Der Erfolg beruht sowohl auf der großen Gestaltungsfreude der Künstler in außergewöhnlichem Ambiente – jeder Künstler hat ein Hotelzimmer für sich und darf dort auch wohnen – als auch auf der guten Zusammenarbeit des Kulturreferates der Landeshauptstadt München mit dem Hotel Mariandl.

Beteiligte Künstler:
Simone Kessler / Johannes Evers / An Laphan / Bianca Patricia / Federico Delfrati / Timur Lukas / Lenka Richterová / Mari Iwamoto / Despo Sophocleous / Johannes Karl / Julia Pfaller / Moritz Kipphardt / Anton Bošnjak / Gülbin Ünlü.

Galerietour im Gärtnerplatzviertel zur Open Art 2015
12. September 2015

Auch dieses Jahr veranstalteten wir zum Open Art Galeriewochenende eine Tour.

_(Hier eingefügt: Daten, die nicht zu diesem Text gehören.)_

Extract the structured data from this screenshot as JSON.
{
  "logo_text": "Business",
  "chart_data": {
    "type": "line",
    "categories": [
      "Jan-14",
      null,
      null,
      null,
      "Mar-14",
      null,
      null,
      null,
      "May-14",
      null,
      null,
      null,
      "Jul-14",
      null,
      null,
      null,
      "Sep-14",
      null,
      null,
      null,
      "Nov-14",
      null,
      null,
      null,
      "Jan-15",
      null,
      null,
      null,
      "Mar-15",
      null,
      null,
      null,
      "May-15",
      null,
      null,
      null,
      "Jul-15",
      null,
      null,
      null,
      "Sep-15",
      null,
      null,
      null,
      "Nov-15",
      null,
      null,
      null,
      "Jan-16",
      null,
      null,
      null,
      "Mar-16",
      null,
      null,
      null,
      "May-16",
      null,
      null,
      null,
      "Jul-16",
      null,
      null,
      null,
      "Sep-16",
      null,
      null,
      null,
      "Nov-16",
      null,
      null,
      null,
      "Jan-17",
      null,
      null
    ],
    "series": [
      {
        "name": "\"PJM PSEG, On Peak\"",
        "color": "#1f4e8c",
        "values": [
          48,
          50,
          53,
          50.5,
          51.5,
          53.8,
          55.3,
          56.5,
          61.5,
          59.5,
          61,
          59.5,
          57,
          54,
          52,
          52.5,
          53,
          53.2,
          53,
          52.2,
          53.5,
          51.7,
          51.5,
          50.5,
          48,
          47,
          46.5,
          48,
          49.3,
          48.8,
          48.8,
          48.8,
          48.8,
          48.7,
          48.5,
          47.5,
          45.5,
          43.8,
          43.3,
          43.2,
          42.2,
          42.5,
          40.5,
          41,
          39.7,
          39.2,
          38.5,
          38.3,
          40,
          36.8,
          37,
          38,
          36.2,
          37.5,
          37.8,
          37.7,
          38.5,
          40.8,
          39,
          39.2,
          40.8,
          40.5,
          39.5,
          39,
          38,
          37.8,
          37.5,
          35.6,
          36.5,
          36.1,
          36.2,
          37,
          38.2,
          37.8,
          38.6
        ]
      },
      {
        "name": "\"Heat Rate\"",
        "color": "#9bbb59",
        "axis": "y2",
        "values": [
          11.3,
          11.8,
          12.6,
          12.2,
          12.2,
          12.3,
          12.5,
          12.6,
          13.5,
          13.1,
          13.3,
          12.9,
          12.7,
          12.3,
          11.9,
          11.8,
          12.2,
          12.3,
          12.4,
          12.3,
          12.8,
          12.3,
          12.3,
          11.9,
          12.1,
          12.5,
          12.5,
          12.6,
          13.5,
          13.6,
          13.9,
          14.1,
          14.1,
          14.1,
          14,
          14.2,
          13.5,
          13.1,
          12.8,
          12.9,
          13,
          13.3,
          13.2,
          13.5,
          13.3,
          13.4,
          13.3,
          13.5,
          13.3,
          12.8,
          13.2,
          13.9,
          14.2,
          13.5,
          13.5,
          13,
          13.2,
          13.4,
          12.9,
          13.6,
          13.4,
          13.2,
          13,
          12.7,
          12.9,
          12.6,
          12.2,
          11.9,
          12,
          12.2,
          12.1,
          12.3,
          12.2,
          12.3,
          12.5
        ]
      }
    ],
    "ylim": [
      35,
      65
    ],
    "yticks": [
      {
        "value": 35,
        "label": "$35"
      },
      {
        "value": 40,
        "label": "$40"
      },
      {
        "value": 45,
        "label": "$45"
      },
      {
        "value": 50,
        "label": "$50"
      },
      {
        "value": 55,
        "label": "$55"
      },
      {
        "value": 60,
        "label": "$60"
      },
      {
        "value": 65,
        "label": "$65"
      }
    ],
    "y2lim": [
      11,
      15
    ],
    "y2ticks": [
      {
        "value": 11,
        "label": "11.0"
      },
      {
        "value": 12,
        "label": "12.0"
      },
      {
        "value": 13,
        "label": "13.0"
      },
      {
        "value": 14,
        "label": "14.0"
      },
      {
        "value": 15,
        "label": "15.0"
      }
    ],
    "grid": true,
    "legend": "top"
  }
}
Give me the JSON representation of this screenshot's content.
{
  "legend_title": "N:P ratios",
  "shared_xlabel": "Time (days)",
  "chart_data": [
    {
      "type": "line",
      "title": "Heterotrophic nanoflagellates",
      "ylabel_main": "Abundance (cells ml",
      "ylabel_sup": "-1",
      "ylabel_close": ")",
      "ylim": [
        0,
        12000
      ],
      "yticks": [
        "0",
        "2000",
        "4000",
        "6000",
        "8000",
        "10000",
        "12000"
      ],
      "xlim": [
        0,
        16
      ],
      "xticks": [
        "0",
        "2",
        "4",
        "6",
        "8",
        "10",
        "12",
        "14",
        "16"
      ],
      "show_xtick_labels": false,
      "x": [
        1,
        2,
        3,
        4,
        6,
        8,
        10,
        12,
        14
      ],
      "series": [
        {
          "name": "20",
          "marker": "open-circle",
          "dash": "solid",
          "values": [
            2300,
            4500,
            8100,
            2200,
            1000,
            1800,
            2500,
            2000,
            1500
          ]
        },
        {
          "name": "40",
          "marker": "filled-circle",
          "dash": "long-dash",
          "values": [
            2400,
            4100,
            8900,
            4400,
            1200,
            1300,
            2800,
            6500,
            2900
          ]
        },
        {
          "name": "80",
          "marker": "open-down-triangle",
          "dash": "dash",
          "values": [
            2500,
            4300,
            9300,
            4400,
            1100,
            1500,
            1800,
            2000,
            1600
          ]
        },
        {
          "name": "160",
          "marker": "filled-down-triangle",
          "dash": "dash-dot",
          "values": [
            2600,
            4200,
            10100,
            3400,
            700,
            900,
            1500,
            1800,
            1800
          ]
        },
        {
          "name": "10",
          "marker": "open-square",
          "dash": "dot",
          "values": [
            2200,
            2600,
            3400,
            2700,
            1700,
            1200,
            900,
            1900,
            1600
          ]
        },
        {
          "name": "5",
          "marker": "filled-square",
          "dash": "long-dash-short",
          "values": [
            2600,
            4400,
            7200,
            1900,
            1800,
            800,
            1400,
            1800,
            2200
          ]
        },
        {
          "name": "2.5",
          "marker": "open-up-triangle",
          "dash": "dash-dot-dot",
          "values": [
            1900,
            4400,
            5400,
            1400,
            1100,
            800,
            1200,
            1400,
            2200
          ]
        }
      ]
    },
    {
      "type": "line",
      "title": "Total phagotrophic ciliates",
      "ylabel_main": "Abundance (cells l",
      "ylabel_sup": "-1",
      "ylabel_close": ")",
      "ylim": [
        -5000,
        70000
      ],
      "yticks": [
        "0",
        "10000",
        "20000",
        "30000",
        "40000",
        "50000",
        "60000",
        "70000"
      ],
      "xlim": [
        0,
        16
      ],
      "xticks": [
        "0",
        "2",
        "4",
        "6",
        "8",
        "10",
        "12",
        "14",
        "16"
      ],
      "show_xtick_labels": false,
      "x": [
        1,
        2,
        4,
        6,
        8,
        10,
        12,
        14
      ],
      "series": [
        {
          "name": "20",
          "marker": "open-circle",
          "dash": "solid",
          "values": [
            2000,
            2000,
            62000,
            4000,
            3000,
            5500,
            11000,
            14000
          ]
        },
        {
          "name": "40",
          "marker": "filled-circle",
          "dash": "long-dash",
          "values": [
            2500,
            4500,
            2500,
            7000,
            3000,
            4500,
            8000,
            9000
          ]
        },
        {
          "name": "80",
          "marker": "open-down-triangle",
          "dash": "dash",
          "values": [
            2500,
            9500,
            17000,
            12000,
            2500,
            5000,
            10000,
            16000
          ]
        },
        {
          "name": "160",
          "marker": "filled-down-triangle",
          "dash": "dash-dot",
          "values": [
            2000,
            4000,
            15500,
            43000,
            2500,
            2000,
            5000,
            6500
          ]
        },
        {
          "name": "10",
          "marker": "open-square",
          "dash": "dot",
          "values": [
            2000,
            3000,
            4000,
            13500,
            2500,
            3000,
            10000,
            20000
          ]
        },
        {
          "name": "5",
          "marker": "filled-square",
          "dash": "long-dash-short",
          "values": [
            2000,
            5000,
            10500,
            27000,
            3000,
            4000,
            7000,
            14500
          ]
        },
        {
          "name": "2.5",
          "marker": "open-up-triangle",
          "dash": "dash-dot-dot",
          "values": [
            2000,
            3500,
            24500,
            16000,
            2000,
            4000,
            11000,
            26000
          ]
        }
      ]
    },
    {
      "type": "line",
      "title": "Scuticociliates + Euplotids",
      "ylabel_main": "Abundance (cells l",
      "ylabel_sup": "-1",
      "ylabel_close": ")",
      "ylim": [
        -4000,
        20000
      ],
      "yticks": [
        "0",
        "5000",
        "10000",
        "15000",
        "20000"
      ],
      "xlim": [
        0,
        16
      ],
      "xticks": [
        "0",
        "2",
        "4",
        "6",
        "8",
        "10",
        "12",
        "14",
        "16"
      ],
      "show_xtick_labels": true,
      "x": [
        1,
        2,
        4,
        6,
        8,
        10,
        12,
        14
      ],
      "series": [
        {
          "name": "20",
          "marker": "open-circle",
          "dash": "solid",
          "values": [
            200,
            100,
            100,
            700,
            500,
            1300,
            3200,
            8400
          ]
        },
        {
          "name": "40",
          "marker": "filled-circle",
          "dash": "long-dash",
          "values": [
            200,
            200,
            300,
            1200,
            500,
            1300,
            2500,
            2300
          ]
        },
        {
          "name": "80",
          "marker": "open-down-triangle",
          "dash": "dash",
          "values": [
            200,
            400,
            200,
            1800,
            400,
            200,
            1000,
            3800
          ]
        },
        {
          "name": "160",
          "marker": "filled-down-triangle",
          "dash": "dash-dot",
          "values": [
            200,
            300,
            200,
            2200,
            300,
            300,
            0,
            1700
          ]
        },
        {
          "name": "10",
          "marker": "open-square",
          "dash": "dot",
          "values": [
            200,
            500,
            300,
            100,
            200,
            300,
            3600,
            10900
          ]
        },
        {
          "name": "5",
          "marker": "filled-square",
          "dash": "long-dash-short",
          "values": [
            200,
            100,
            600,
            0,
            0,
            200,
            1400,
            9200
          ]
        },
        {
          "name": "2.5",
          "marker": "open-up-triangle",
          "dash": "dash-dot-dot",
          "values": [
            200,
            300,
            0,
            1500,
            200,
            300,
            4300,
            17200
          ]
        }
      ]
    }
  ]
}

Diesmal knöpfen wir uns das trendige Gärtnerplatzviertel vor, wo eine Reihe profilierter Münchner Galerien ihren Sitz haben. Rund 30 Teilnehmer waren dabei. Unsere Tour schloss folgende Galerien ein: Galerie Flash – Galerie Jörg Heitsch –  Galerie Matthias Jahn – Galerie Karl Pfefferle – Galerie Nicole Gnesa.  Zum Ausklang gab es ein Get-Together in der Bistro-Bar „Fei Scho“.